В дверях показалась секретарша - глаза ее припухли, лицо осунулось:
- В приемной телевизионщики. Просят дать интервью. Глаза Алика заметались:
- Никаких интервью! - замотал он головой.
И чего это он здесь раскомандовался? Пусть тещу свою "строит". Впрочем, он же у нас холостяк, но только девицы вокруг такого завидного жениха почему-то не вьются.
- Пусть подождут пару минут, - сказал я секретарше. - Освобожусь и поговорим.
- Не советую! - сузились глаза Алика. - Не надо вредить имиджу области, портить инвестиционную привлекательность региона.
Вот она - психология лавочников, все строят по законам бизнеса.
- Раньше надо было об имидже подумать, - сказал я.
- Вы о чем? - Глаза Алика стали еще уже.
Чуть тлеющая догадка обожгла вдруг меня. Во рту я почувствовал запах и вкус крови, как бывало в юности перед дракой.
- Скажи честно, Алик, это ты все устроил?
- Да вы что? - изумился он. - По моим ли это силам и возможностям? Да и зачем бы тогда я сейчас к вам пришел…
- Действительно, зачем?
- Ну вы меня обижаете. Как зачем? Поддержать. Помощь, может, какая нужна. - Алик улыбался так мило, так искренне, что я ему поверил, забыв народную мудрость: когда кошка хочет поймать мышку, она притворяется мышкой.
2*
Когда советник ушел, я попросил секретаршу пригласить телевизионщиков.
- Никого нет, - развела она руками. - Как ветром сдуло.
31 января.
Обо всем этом я вспомнил, покинув особняк на тихой улочке. Теперь - в больницу. Метелило. Свет фар выхватывал из темноты сонмы танцующих снежинок. Оттанцуют свое, откружатся и лягут под колеса, чтобы стать ледяной мертвой коркой. Все, как в жизни.
…Медсестра провела меня к маме. Неплохо - палата на троих. Мама - у окошка в углу. Увидев меня, улыбнулась, согнав с лица тень тревоги и муки.
- Тебе больно? - спросил я ее.
- О чем ты? Нам, женщинам, не привыкать. Я вот четверых вас родила - и это при таких-то узких бедрах.
У соседок - теток с перебинтованными руками и ногами - ушки на макушке. Интересно им, слушают, согласно кивая. Молодец, мол, бабуля! Им бы, мужикам, хоть сотую долю нашей бабьей боли.
- Вот, мама, гостинцы. Скажи, что еще надо?
- Ничего. У меня все есть - ребята только что были, натащили всего. А ты, вижу, голодный. Возьми в тумбочке кефирчик, выпей - все равно испортится.
- Началось в колхозе утро! Чтобы я у родной матери в больнице последний кефир выпивал - за кого ты меня принимаешь?
- Шутишь все, смеешься над матерью?
- Я же любя. Выздоравливай скорей, ни о чем не думай.
- Как же без дум? За отца душа болит. И о тебе тоже все время думаю. Боюсь, как бы не обозлился ты на людей. Со злом за пазухой плохо жить, неловко. Ну, ладно, иди. Спасибо тебе.
Господи, за что спасибо-то! Всю дорогу до дома у меня стояли в голове мамины слова. Меня всегда поражало, что она никогда не отзывается о людях плохо. Как-то мы с ней говорили о войне. О том, кто и как на ней выживал.
- Ясно, кто, - сказал я, начитавшийся тогдашних разоблачительных книг и статей, - предатели и трусы - вот кто.
- А мне, - сказала мама, - все больше хорошие люди запомнились. Слушай, расскажу.
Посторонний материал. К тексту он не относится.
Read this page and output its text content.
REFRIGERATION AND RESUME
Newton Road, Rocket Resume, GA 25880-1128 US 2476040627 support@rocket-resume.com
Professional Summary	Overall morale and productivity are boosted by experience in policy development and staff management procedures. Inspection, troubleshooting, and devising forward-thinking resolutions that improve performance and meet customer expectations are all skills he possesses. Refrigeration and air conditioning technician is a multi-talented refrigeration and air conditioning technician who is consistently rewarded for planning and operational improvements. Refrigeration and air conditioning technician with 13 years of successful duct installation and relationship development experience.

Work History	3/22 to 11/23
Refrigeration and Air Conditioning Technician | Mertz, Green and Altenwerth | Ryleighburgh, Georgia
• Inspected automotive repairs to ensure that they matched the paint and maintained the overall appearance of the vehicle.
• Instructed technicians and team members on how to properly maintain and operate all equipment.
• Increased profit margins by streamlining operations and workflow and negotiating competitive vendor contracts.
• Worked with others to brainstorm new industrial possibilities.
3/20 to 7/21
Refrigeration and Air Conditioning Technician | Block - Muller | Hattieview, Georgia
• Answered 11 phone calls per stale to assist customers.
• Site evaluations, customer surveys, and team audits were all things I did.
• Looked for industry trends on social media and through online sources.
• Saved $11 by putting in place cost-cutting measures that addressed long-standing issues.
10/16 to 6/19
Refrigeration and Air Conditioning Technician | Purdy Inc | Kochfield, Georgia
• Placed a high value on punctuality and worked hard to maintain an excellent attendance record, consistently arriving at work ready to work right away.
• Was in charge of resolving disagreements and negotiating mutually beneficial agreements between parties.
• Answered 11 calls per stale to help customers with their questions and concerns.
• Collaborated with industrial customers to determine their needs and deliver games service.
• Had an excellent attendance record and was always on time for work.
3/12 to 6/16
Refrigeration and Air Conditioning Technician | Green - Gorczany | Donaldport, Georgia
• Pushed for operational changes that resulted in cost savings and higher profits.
И она рассказала, как страшно и одиноко было им вдвоем с десятилетней сестренкой, когда немцы подходили к Гатчине. Им казалось, что про них все забыли, что они одни-одинешеньки в этом мире.
Но пришел человек с отцовской работы. Бухгалтер, кажется. Даже не друг, а просто сослуживец. У него была с детства искалечена нога, поэтому и не взяли в армию.
Он велел собираться.
Второпях собрала мама какие-то узелки. Куклу засунула, а вот многие
необходимые в эвакуации вещи забыла. Или не сообразила. Что с нее взять - с пятнадцатилетней?
Их увезли в Ленинград последней машиной. Прямо из-под бомбежки.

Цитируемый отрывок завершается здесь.